Home » today » Business » PSA-FCA merger: will parity survive the pandemic?

PSA-FCA merger: will parity survive the pandemic?

The general meetings of shareholders of the two partners expected to complete their merger of equals in the coming months must have reassured observers and certain minority shareholders: the project is well on track and the initial terms of the agreement have no reasons to be reconsidered.

However, according to the Italian press, Société Générale would have issued a report, which would have consulted the Rai, which would explain all the reluctance of the bank towards the two manufacturers. According to said report “it’s time to review the terms of the merger between PSA and FCA” because neither of the two entities would weigh the financial weight initially announced: the merger “must be equal” while the market capitalization of the two is far from identical. It would therefore be appropriate, according to the French bank, to use article 7 of the agreement, which says that it can be modified “in case of different material conditions”.

In the same way, the press largely relayed the past week issues raised by Phitrust, minority shareholder.
An investment company press release, summarizes its position expressed at the General Shareholders’ Meeting last week in the following terms:
“The respective situation of the two groups which seemed to us already in December 2019, does not justify a 50/50 merger, taking into account the planned divestments and distributions, of the respective situation of the two groups in industrial (and social …) terms, of their level of preparation for the next environmental standards and of the changes imposed on the automobile sector, appears today to be very different, and in any case even more distant from that which had been presented when the merger was announced. “

The shareholder therefore asked that the amounts of the envisaged distributions be reviewed, that the consequences which should be drawn in the event of failure be considered and that the social consequences of the reduction in capacity, site closings and reductions be specified. workforce by geographic area and overall for the new PSA-FCA group.

It is partly to respond to these objections and to pass the resolutions that allow it to continue its negotiations that Carlos Tavares vigorously reaffirmed at the general meeting organized on Thursday 25 June his faith in the project by claiming that the synergies resulting from the merger between the PSA group and Fiat-Chrysler (FCA) would probably be greater than expected: the 3.7 billion euros of annual synergies announced during the presentation of the merger plan could thus, he claims, be only an amount “floor”.

He adds that the balance of the agreement “has been worked on for a long time”, that it is “fairly fine, fairly relevant” and tries to close the discussion opened by Phitrust by stating: “The time has not come in the midst of post-Covid reconstruction to raise this issue.” It does not however seem to exclude that this balance could be revised when it concludes: “If there are other events, they will be decided by the boards” of the two companies.

In fact, Phitrust has every reason to underline the obvious: the parity of the two future mergers was already highly doubtful at the end of 2019; 2020 shows that the fundamentals of Italian-Americans are more fragile than those of French.

PSA has lowered its break even enough to remain profitable despite the vertiginous fall in sales. This allows the company to avoid resorting to the loan guaranteed by the state and gives it a free hand to possibly distribute to the shareholders the amounts envisaged to rebalance.

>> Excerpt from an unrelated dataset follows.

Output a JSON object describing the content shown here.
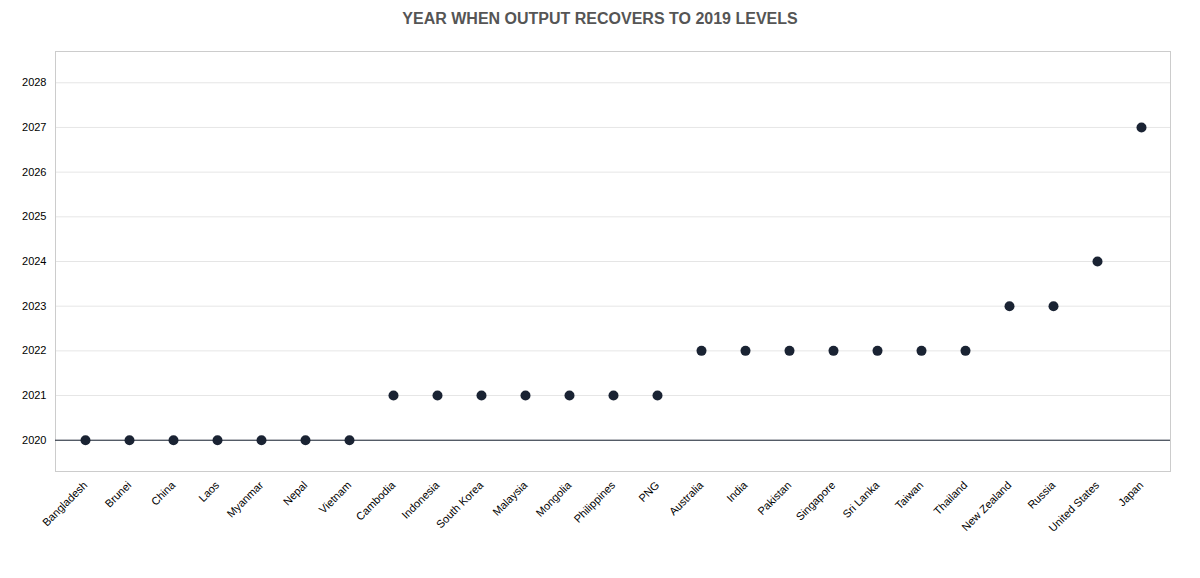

FCA on the contrary announced in May a net loss 1.7 billion euros in the first quarter and a decline in turnover of 16% to 20.6 billion euros. The operating margin rate, which was 6.2% last year, is now only 0.3% in the first quarter and the quarter that ends is expected to be worse.

It is under these conditions that Fiat has just resorted, for its Italian operations, to the state guarantee for 80% of the loan of 6.3 billion euros that the bank Intesa Sanpaolo granted it. In return, the government demanded that the group commit to investing 5.2 billion in Italy, on current projects or to build new ones.

As RFI points out, this requirement expresses a certain distrust of the government which “Wants to ensure that this aid is used to finance activity in Italy, and not in the Netherlands or the United States, where the headquarters and part of the manufacturer’s activities are located. Fiat Chrysler directly employs 55,000 people on the peninsula. None of these positions can be eliminated in the next three years. ”

Between these constraints, of which PSA is not ballasted – which does not suffer from the overcapacity problems which Fiat must face – and the huge investment needs in the ranges of its different brands and technologies, what we knew from the outset will become more and more evident over the months: FCA needs PSA more than PSA from FCA.

As long as the capitalizations adjust and the exceptional dividends envisaged become impossible to distribute, the boards will indeed have to take the risk of going to clash by re-examining the agreement.

Share this article





Leave a Comment

This site uses Akismet to reduce spam. Learn how your comment data is processed.